Charles DeGlopper's Medal of Honor Sacrifice on the Merderet River

Jan 17 , 2026

Charles DeGlopper's Medal of Honor Sacrifice on the Merderet River

Charles N. DeGlopper stood alone against a storm of German bullets. The desperate cries of his comrades echoed behind him as they fled across the perilous expanse of the river’s causeway. His rifle barked into the chaos—a desperate gamble, a shield of fire for those who might live.

One man holding the line. One life paid in full.


The Battle That Defined Him

June 9, 1944. Normandy, France. The sprawling bocage country soaked in blood and determination. DeGlopper was a rifleman in Company C, 3rd Battalion, 157th Infantry Regiment, 45th Infantry Division—the “Thunderbirds.”

The mission was straightforward but brutal: cross the flooded Merderet River via a narrow dam called La Fière to launch a surprise attack on entrenched German forces. But the crossing turned into hell. German machine guns zeroed in from well-fortified bunkers. The entire company faced annihilation. Retreat was chaos.

DeGlopper volunteered to cover the withdrawal. Alone on the causeway, he fired volley after volley, drawing enemy fire. His position exposed, every shot chipped away at his strength. He fell under a hail of bullets. But his sacrifice saved lives.

“Without his heroic stand,” wrote the Medal of Honor citation, “the entire company would have been lost.”


Background & Faith

Born in Mechanicville, New York, Charles DeGlopper came from modest roots. The son of a carpenter, he grew up rough but grounded. His faith was quiet yet unshakable—a North Star rooted in scripture and service.
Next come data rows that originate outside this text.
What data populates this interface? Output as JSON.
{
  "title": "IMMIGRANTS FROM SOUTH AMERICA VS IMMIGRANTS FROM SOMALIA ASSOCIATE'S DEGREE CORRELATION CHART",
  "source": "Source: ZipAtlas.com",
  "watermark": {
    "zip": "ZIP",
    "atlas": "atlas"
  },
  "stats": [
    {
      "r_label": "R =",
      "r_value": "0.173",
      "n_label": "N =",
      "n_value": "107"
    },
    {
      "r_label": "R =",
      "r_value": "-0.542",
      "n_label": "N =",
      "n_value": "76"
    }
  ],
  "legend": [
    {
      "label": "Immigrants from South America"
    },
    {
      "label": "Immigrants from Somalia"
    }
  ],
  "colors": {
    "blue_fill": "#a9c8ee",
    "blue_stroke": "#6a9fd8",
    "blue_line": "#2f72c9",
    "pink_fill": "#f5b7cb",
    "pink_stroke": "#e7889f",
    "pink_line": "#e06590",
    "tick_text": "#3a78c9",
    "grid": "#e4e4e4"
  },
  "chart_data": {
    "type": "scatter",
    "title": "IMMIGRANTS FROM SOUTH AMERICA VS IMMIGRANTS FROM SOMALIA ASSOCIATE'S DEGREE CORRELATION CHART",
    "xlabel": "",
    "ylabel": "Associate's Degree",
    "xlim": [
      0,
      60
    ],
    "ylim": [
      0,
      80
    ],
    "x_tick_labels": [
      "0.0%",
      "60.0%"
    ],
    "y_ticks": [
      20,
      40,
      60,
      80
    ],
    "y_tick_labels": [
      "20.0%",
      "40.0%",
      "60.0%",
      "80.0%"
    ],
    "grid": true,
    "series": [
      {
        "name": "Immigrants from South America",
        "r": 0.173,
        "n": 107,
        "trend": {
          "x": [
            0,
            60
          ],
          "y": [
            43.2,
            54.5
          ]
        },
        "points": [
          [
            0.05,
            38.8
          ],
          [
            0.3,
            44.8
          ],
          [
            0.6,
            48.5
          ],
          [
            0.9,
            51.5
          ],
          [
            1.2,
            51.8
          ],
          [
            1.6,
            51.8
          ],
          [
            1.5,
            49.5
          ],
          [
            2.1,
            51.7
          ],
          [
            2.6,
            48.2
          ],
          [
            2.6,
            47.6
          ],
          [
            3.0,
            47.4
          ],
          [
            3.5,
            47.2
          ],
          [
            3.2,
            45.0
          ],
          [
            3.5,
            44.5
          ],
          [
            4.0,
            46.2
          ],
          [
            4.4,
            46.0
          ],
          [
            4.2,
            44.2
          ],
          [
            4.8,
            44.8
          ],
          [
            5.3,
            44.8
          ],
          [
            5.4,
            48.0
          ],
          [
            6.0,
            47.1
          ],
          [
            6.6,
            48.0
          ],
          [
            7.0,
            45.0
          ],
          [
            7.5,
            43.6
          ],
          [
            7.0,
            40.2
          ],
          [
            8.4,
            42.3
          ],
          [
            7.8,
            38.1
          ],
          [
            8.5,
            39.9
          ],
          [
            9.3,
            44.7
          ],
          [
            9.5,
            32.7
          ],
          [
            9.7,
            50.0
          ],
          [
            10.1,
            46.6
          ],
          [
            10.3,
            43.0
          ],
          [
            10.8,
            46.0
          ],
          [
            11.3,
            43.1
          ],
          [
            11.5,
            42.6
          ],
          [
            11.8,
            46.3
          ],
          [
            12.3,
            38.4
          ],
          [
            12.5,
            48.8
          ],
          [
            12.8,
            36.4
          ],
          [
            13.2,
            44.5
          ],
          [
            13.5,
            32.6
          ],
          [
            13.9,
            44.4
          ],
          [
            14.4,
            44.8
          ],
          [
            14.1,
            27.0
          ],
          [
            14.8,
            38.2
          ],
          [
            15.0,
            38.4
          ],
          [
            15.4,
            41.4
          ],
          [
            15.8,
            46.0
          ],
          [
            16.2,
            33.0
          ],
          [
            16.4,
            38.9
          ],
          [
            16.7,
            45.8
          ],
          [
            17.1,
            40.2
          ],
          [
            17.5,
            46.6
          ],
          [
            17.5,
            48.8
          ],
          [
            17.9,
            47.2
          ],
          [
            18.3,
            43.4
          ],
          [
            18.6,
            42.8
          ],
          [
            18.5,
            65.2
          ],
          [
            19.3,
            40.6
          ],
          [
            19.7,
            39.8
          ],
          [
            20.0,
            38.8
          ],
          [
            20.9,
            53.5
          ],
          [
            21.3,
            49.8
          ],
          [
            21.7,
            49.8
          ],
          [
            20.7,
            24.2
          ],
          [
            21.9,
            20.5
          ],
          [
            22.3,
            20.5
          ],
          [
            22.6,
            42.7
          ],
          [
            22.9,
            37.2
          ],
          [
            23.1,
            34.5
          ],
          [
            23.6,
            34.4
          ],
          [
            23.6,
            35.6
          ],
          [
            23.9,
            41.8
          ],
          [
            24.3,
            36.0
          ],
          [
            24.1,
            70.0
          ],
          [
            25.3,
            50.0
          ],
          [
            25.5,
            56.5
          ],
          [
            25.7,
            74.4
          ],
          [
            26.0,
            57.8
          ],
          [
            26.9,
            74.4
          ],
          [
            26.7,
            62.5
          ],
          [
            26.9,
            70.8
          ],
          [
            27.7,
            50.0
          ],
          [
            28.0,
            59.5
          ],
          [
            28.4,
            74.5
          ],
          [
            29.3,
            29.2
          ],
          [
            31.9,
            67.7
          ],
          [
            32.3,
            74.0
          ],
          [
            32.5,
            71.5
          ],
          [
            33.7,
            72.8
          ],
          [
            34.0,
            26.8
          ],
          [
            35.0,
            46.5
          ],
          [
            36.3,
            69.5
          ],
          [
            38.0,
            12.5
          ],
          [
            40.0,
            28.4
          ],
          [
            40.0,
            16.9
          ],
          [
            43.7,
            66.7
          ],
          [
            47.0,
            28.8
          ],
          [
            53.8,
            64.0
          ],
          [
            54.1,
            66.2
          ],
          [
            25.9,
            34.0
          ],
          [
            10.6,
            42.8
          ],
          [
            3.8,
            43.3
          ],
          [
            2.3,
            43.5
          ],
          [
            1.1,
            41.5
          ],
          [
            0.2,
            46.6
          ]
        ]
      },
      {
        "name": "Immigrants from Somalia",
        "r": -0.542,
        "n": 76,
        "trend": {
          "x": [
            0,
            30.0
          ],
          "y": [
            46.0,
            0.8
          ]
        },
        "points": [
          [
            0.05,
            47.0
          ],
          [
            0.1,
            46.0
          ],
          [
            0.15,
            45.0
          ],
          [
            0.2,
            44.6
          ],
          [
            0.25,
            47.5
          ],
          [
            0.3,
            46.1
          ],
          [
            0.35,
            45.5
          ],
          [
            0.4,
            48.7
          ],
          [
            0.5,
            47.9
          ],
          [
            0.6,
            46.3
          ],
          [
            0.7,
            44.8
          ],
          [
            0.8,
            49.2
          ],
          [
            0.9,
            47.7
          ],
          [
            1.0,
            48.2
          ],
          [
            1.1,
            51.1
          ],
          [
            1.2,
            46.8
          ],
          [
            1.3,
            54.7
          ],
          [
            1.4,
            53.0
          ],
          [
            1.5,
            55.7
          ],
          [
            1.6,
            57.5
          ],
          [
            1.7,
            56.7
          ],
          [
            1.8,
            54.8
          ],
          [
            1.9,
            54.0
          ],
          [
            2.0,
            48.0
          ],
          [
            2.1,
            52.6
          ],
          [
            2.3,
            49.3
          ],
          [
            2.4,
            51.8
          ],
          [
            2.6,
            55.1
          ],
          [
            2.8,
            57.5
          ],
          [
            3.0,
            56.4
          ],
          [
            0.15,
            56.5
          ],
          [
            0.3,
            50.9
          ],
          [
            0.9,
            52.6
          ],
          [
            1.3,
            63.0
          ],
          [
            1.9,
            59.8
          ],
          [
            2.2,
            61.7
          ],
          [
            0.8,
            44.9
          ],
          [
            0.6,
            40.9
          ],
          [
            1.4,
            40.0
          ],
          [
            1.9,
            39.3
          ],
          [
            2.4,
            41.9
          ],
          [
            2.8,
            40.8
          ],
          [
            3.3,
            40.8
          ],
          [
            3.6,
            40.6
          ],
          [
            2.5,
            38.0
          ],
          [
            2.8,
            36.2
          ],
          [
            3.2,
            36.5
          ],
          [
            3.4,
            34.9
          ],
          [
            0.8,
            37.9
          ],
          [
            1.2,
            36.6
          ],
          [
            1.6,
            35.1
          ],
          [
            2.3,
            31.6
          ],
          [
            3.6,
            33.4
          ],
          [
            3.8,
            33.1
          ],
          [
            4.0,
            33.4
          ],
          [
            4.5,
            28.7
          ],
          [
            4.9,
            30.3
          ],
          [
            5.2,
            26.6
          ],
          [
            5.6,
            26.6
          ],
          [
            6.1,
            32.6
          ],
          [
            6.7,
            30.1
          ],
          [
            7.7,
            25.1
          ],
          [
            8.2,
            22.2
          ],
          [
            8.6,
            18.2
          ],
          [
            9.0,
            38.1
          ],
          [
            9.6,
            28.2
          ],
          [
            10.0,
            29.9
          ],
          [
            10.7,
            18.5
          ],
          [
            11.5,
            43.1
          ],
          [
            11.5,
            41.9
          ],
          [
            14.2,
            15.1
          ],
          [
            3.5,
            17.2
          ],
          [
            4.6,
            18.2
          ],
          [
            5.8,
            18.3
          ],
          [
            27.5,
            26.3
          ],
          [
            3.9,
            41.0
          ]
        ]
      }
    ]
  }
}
Fellow soldiers recalled a man who wore humility like armor. Sharp-eyed and steady-handed, but also gentle. A warrior with faith etched deep beneath the grime of war. _He carried a Bible in his rucksack, a reminder of something greater than the mud and gunfire._

He lived by a code: serve first, never falter, protect your brothers. “Greater love has no man than this,” he lived that truth before it claimed him.


The Fight to the End

That narrow causeway was a kill zone. Enemy riflemen, machine guns, and mortars hunted the crossing like wolves. DeGlopper’s fire stopped German troops advancing to pin down his withdrawing squad.

He moved deliberately, firing from the hip, crouching, stepping forward when the enemy paused. _But exhaustion and wounds overwhelmed him._

When Charles fell, he was hit multiple times—reports say at least five wounds. Yet no man rushed to his aid. He lay there, a silent shield in the mud and blood. His action bought minutes—maybe hours.

The loss was immense, but his sacrifice saved his platoon from total destruction.


Recognition Earned in Blood

Posthumously awarded the Medal of Honor on November 1, 1944, DeGlopper’s citation narrates the desperate ethos of a soldier who “fought with full knowledge of the odds against him.”

General Eisenhower said of soldiers like DeGlopper, “The fate of freedom was lost or won on a thousand such hills.”

Comrades remembered a man who gave his last breath so others might live.

His name is etched into the granite of American sacrifice.


A Legacy Written in Sacrifice

Charles N. DeGlopper’s story is not one of glory but of grim necessity—the brutal calculus of combat where one man’s stand becomes the difference between survival and slaughter.

He embodies the truth that courage isn’t absence of fear, but action in its shadow.

He reminds us what the Cross demands—selfless sacrifice for others. As scripture whispers:

“Greater love hath no man than this, that a man lay down his life for his friends.” — John 15:13

Today, his sacrifice challenges veterans and civilians alike to bear their scars with honor, to carry the torch that flickers still in battle-weary hands.


We honor the man who stood alone so many could live. We remember that true courage answers the call when death is the price.

Charles DeGlopper didn’t die in vain. He lives in every heartbeat of freedom won by sacrifice.